Je suis allée m’asseoir près de cette dame qui était alors complètement hors d’elle. Je l’ai aidée à mettre des mots sur ce qui se passait en elle. J’ai écouté toute son histoire et je me suis sentie très touchée par cette femme : elle avait quatre-vingt-sept ans, sa fille la faisait transférer dans une maison de retraite l’après-midi même et ne l’avait prévenue que par un appel téléphonique le matin. De sa famille, personne ne venait l’accompagner. Je l’ai aidée à mettre des mots sur sa souffrance, je l’ai invitée à se lâcher dans ses accusations : elle se sentait larguée comme un paquet que l’on prend et que l’on jette n’importe où, parce qu’il ne sert plus. L’expression « larguée » suscitait une forte résonance en moi, me rappelant bien des choses. Se pouvait-il qu’à partir de la correspondance du vécu, à partir de la façon dont j’avais pu transformer une souffrance similaire, je puisse aider cette dame ?

Je lui ai alors dit que moi-même je connaissais ce terrible sentiment d’être larguée, de ne plus rien être. « Ah bon ? Vous ? » Elle était étonnée, car nous, les soignants et accompagnants, nous n’avons pas de problèmes, voyons… ! Mais elle voulait bien en savoir plus. Je lui ai alors raconté mon histoire.

J’avais laissé ma voiture dans un parking de péage d’autoroute pour faire du covoiturage. Au retour, on me déposait à « ma » station de péage en me certifiant que c’était bien la bonne. Je ne prenais pas garde de vérifier, et ce n’est qu’une fois la conductrice partie que je me rendais compte de l’erreur. J’ignorais que cette ville avait deux gares de péage, et donc ma voiture était garée à la station suivante, 15 kilomètres plus loin. Me voilà seule, à un péage d’autoroute un dimanche soir à 22 h, sans voiture et encombrée de bagages !!

Je me faisais d’abord rembarrer vertement par un caissier de péage, puis j’ai essayé de faire du stop auprès des personnes s’arrêtant au péage, mais je n’ai essuyé que des refus.

Alors j’ai été prise de panique. C’était cette même souffrance : me sentir larguée comme un paquet et de ne pouvoir faire confiance à personne.

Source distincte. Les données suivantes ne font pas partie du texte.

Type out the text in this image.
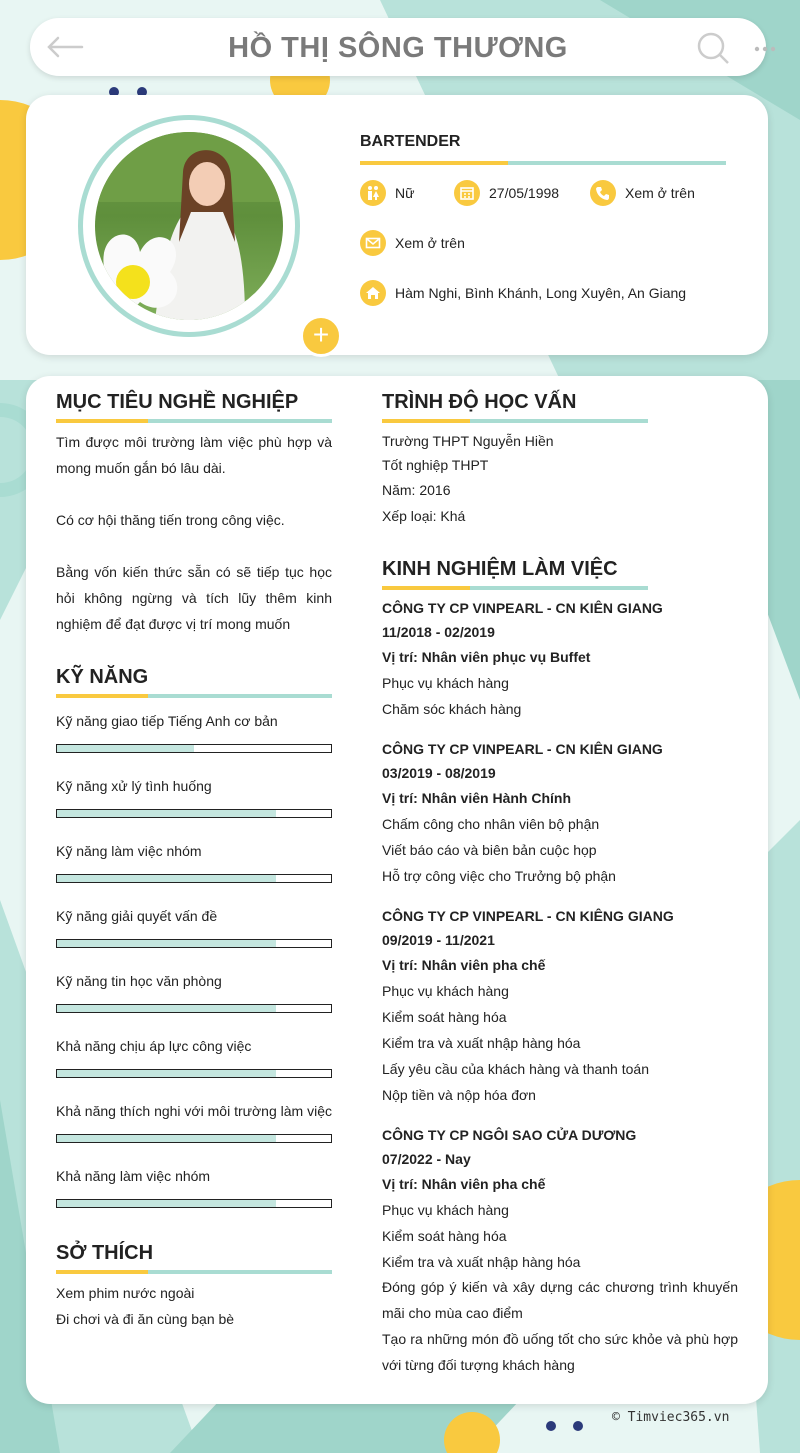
HỒ THỊ SÔNG THƯƠNG
+
BARTENDER
Nữ	27/05/1998	Xem ở trên
Xem ở trên
Hàm Nghi, Bình Khánh, Long Xuyên, An Giang
MỤC TIÊU NGHỀ NGHIỆP
Tìm được môi trường làm việc phù hợp và mong muốn gắn bó lâu dài.
Có cơ hội thăng tiến trong công việc.
Bằng vốn kiến thức sẵn có sẽ tiếp tục học hỏi không ngừng và tích lũy thêm kinh nghiệm để đạt được vị trí mong muốn
KỸ NĂNG
Kỹ năng giao tiếp Tiếng Anh cơ bản
Kỹ năng xử lý tình huống
Kỹ năng làm việc nhóm
Kỹ năng giải quyết vấn đề
Kỹ năng tin học văn phòng
Khả năng chịu áp lực công việc
Khả năng thích nghi với môi trường làm việc
Khả năng làm việc nhóm
SỞ THÍCH
Xem phim nước ngoài
Đi chơi và đi ăn cùng bạn bè
TRÌNH ĐỘ HỌC VẤN
Trường THPT Nguyễn Hiền
Tốt nghiệp THPT
Năm: 2016
Xếp loại: Khá
KINH NGHIỆM LÀM VIỆC
CÔNG TY CP VINPEARL - CN KIÊN GIANG
11/2018 - 02/2019
Vị trí: Nhân viên phục vụ Buffet
Phục vụ khách hàng
Chăm sóc khách hàng
CÔNG TY CP VINPEARL - CN KIÊN GIANG
03/2019 - 08/2019
Vị trí: Nhân viên Hành Chính
Chấm công cho nhân viên bộ phận
Viết báo cáo và biên bản cuộc họp
Hỗ trợ công việc cho Trưởng bộ phận
CÔNG TY CP VINPEARL - CN KIÊNG GIANG
09/2019 - 11/2021
Vị trí: Nhân viên pha chế
Phục vụ khách hàng
Kiểm soát hàng hóa
Kiểm tra và xuất nhập hàng hóa
Lấy yêu cầu của khách hàng và thanh toán
Nộp tiền và nộp hóa đơn
CÔNG TY CP NGÔI SAO CỬA DƯƠNG
07/2022 - Nay
Vị trí: Nhân viên pha chế
Phục vụ khách hàng
Kiểm soát hàng hóa
Kiểm tra và xuất nhập hàng hóa
Đóng góp ý kiến và xây dựng các chương trình khuyến mãi cho mùa cao điểm
Tạo ra những món đồ uống tốt cho sức khỏe và phù hợp với từng đối tượng khách hàng
© Timviec365.vn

Enfin est arrivée une dame blonde dans une voiture vert pomme. Elle a d’abord hésité, puis m’a invitée à monter dans sa voiture. Elle était de passage, ne connaissait pas la ville, mais elle m’a rassurée qu’ensemble nous retrouverions ma voiture.

Lors d’un arrêt pour prendre du carburant, elle m’a même offert un pain au chocolat. J’ai été bouleversée par cette attention, par la disponibilité tranquille de cette femme. Le moment que j’ai passé en sa compagnie a été d’une étonnante intensité. Nous avons effectivement retrouvé ma voiture à la station de péage suivante. J’ai demandé à cette femme comment je pouvais la remercier. Elle me répondait : « En faisant comme moi le jour où vous trouverez quelqu’un en difficulté sur le bord de la route. »

Je lui ai promis que je respecterais sa demande. Après avoir récupéré ma voiture j’ai eu le cœur en fête sur toute la route du retour. J’ai remercié la vie qui m’avait mis cette femme sur ma route et qui m’avait fait vive cette aventure.

J’ai ainsi tout raconté à la vieille dame, et à la fin je lui ai fait remarquer que lorsque la vie nous amène à vivre des épreuves, nous avons toujours le choix soit de subir dans la plainte et la révolte, soit de profiter pour gagner ailleurs. Elle s’est calmée et je ne croyais pas mes oreilles lorsqu’elle m’a dit : « Vous avez trouvé un ange blond et moi je viens de trouver un ange brun : je me suis sentie écoutée, pour la première fois. »

Je lui ai alors demandé de quoi elle avait envie. Elle me répondait : « D’un bon café au lait bien chaud ! » que je lui ai préparé.

L’après-midi elle a trouvé des excuses à sa fille et est partie curieuse de ce qui l’attendait ailleurs.